Dresden Der Satz schlug wie eine Rakete ein: „Ich sorge mich um mein Lebenswerk“, sagte Sachsens früherer Ministerpräsident Kurt Biedenkopf (CDU) diese Woche in einem Interview mit dem Radiosender Bayern 2 und griff den heutigen Amtsinhaber Stanislaw Tillich (CDU) an. Ihm fehle die „Vorbildung“ für das Amt, denn er habe „das nie gelernt“: „Er lebt ein bisschen in einer anderen Welt, ist primär interessiert an Kompromissen.“ Was „König Kurt“ - so nennen die Sachsen ihren ersten Regierungschef nach der Wende bis heute - dazu bewog, am fernen Chiemsee derartig auszuteilen, bleibt im Dunkeln.
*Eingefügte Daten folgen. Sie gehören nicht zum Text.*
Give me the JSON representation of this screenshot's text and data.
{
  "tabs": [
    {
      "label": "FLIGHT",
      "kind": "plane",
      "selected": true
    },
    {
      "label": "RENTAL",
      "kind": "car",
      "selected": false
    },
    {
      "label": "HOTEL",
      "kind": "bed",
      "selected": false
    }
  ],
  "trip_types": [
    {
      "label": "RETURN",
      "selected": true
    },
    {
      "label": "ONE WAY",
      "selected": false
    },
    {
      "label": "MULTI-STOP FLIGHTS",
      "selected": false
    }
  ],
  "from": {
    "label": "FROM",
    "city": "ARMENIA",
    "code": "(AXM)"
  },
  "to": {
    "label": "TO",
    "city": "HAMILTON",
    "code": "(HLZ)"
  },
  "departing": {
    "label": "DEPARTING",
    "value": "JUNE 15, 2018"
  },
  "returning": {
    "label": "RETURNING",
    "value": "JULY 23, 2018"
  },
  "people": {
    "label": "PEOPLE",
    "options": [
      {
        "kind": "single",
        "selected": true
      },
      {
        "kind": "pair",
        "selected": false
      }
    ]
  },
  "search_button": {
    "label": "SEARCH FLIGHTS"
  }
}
Allerdings werfen die Worte zugleich ein Licht auf den Zustand der sächsischen Union.

Tatsache ist: Mit Biedenkopf an der Spitze gewann die CDU drei Landtagswahlen mit absoluter Mehrheit und schaffte in Sachsen bayerische Verhältnisse. Der heute 87 Jahre alte Politiker genoss den Ruf eines Landesvaters. Dass er 2002 nach Affären vorzeitig ging, hat sein Bild in der Öffentlichkeit und auch in der CDU bei vielen kaum getrübt. Biedenkopfs Nachfolger Georg Milbradt (CDU) musste schon einen Partner in die Regierung holen, damit die Union weiteregieren konnte. 2008 übernahm Tillich (58), der bis dato bereits als Chef der Staatskanzlei und Minister in mehreren Ressorts Erfahrung sammeln durfte. Doch absolute Mehrheiten waren auch ihm nicht mehr vergönnt.
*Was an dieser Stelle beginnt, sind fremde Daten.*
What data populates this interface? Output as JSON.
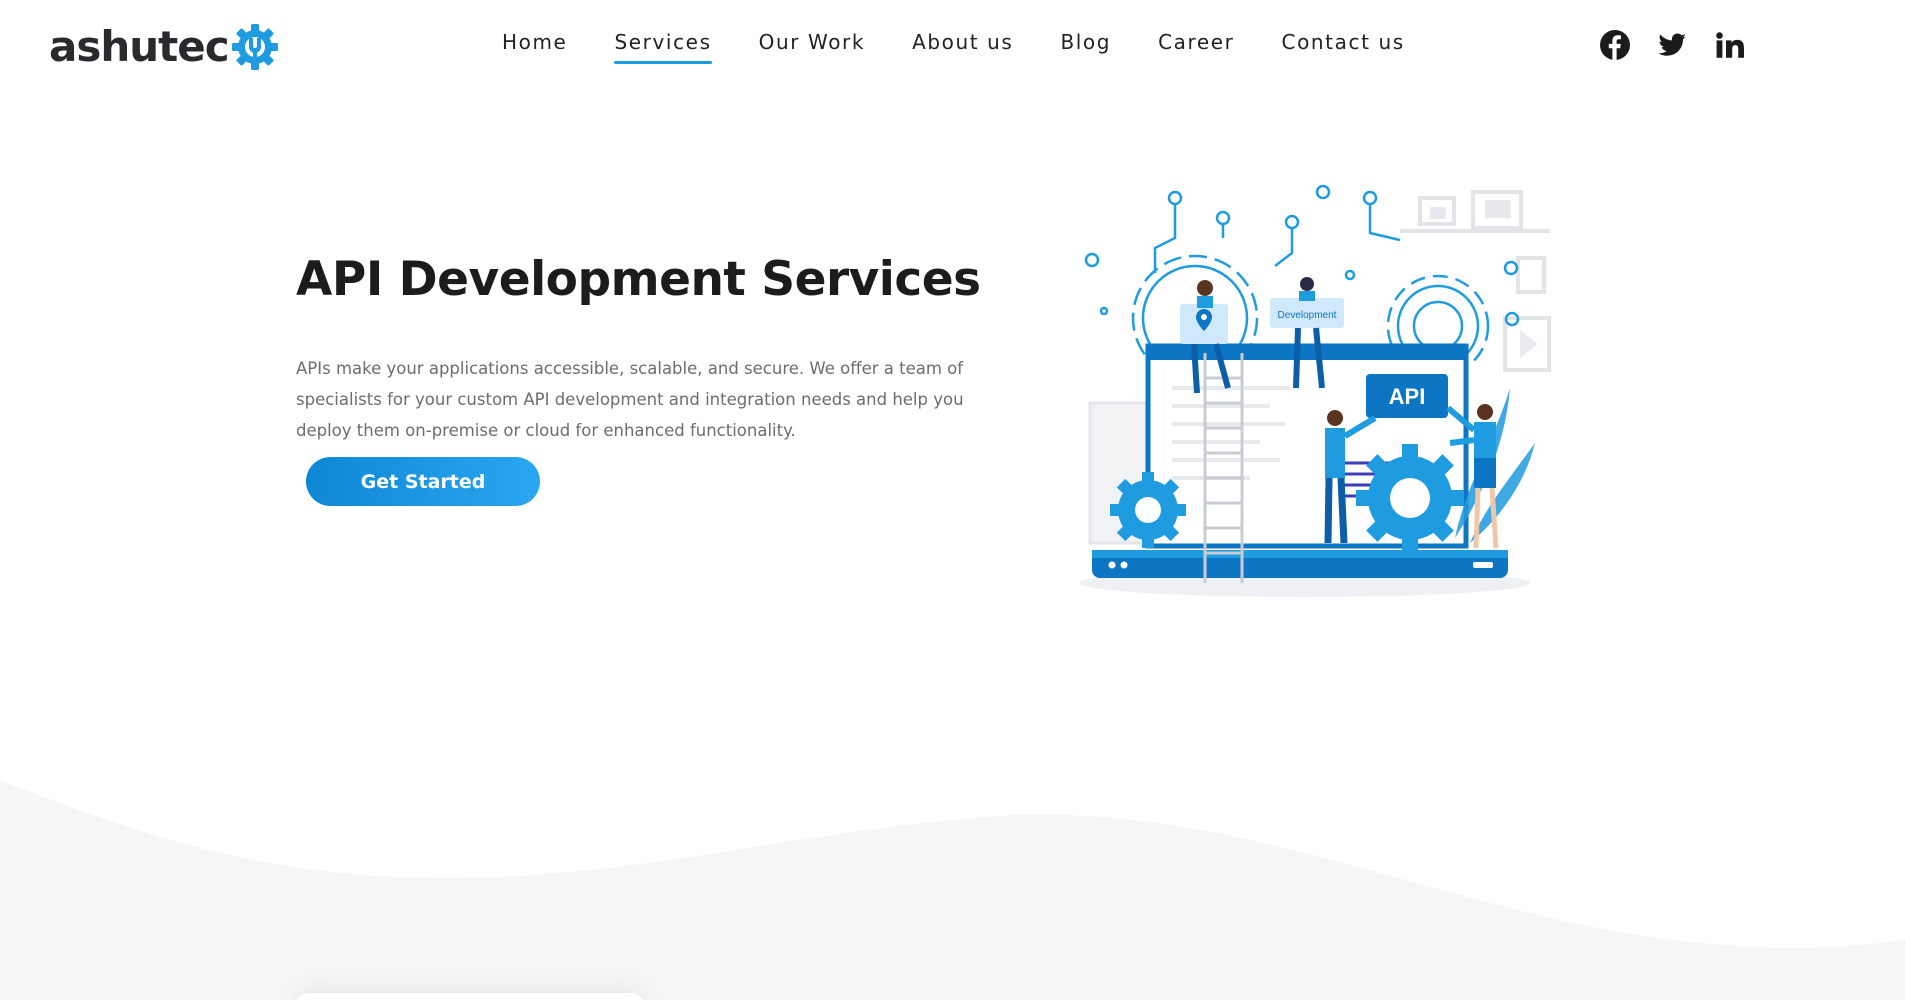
{
  "brand": {
    "name": "ashutec",
    "accent_color": "#1f9be0"
  },
  "nav": {
    "items": [
      {
        "label": "Home"
      },
      {
        "label": "Services",
        "active": true
      },
      {
        "label": "Our Work"
      },
      {
        "label": "About us"
      },
      {
        "label": "Blog"
      },
      {
        "label": "Career"
      },
      {
        "label": "Contact us"
      }
    ]
  },
  "social": [
    "facebook-icon",
    "twitter-icon",
    "linkedin-icon"
  ],
  "hero": {
    "title": "API Development Services",
    "description": "APIs make your applications accessible, scalable, and secure. We offer a team of specialists for your custom API development and integration needs and help you deploy them on-premise or cloud for enhanced functionality.",
    "cta_label": "Get Started",
    "illustration": {
      "api_label": "API",
      "dev_label": "Development"
    }
  }
}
Dennoch zweifelte bis zur Bundestagswahl kaum jemand daran, dass die CDU auch fortan die bestimmende Macht im Freistaat sein würde. In der Opposition war meist nur von der „Staatspartei“ die Rede. Dann kam der Wahlabend. Die AfD erreichte in Sachsen mit 27,0 Prozent ihr bundesweit bestes Ergebnis und landete sogar knapp vor der CDU (26,9). Dazu nahmen die Rechtspopulisten der Union auch noch drei Direktmandate ab, ein viertes gewann ein Linker. Ausgerechnet CDU-Generalsekretär Michael Kretschmer, der als möglicher Kronprinz und damit künftiger Nachfolger Tillichs gilt, verlor seinen Job im Bundestag und muss sich nun neu finden.
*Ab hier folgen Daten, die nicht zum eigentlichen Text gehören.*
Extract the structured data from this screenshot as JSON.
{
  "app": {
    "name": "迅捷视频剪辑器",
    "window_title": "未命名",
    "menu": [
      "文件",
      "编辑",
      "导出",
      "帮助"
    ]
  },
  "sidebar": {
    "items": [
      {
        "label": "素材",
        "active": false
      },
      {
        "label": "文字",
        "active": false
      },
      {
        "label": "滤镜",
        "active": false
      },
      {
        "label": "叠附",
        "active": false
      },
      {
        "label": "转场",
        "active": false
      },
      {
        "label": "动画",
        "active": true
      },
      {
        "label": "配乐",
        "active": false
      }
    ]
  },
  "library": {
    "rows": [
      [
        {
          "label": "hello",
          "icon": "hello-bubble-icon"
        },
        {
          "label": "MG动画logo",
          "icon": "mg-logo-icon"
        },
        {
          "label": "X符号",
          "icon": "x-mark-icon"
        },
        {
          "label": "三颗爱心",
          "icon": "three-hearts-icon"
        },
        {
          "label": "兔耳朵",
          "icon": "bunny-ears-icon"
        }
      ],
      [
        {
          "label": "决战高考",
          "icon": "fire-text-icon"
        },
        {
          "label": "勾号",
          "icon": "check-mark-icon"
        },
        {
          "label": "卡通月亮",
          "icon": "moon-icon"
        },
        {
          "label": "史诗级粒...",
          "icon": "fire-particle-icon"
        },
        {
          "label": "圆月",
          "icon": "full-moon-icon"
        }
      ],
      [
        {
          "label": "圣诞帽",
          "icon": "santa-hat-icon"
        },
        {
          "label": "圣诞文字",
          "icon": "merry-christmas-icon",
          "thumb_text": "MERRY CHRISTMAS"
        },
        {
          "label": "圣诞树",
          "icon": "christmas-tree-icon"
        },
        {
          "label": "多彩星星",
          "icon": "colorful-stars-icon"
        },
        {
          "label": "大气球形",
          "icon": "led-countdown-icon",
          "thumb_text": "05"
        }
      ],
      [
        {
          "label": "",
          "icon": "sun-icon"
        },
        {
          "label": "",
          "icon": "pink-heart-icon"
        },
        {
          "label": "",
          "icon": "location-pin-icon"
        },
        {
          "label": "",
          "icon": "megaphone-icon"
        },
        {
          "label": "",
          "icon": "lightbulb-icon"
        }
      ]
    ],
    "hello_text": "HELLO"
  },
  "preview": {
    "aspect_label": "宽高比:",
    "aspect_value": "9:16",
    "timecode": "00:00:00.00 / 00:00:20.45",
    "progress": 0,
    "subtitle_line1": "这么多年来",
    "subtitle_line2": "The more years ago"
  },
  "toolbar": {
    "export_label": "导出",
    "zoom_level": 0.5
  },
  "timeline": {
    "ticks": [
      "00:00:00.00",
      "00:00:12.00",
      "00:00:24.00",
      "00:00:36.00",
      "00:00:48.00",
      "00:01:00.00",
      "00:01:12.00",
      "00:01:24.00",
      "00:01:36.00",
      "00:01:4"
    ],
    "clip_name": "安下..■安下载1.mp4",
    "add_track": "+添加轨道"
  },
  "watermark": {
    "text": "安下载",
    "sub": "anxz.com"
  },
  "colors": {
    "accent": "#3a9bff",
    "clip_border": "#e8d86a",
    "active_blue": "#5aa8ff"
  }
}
Nachdem sich die erste Schockstarre gelöst hatte, machten führende Unionspolitiker in Sachsen vor allem den Kurs von Kanzlerin Angela Merkel (CDU) in der Flüchtlingspolitik als Grund für das Debakel aus. Dass Merkel ihre Entscheidung zur Grenzöffnung bis zuletzt verteidigt habe, stieß Landtagsfraktionschef Frank Kupfer sauer auf: „Das begreifen die Menschen nicht, das begreife auch ich nicht. Das war ein Fehler“, sagte er in der Vorwoche am Rande einer Landtagssitzung. Die Leute hätten genug von Veränderungen, wollten weder Multikulti noch Moscheen in Sachsen: „Der Islam gehört weder zu Deutschland noch zu Sachsen.“ Wenig später schwenkte auch Tillich nach rechts ein.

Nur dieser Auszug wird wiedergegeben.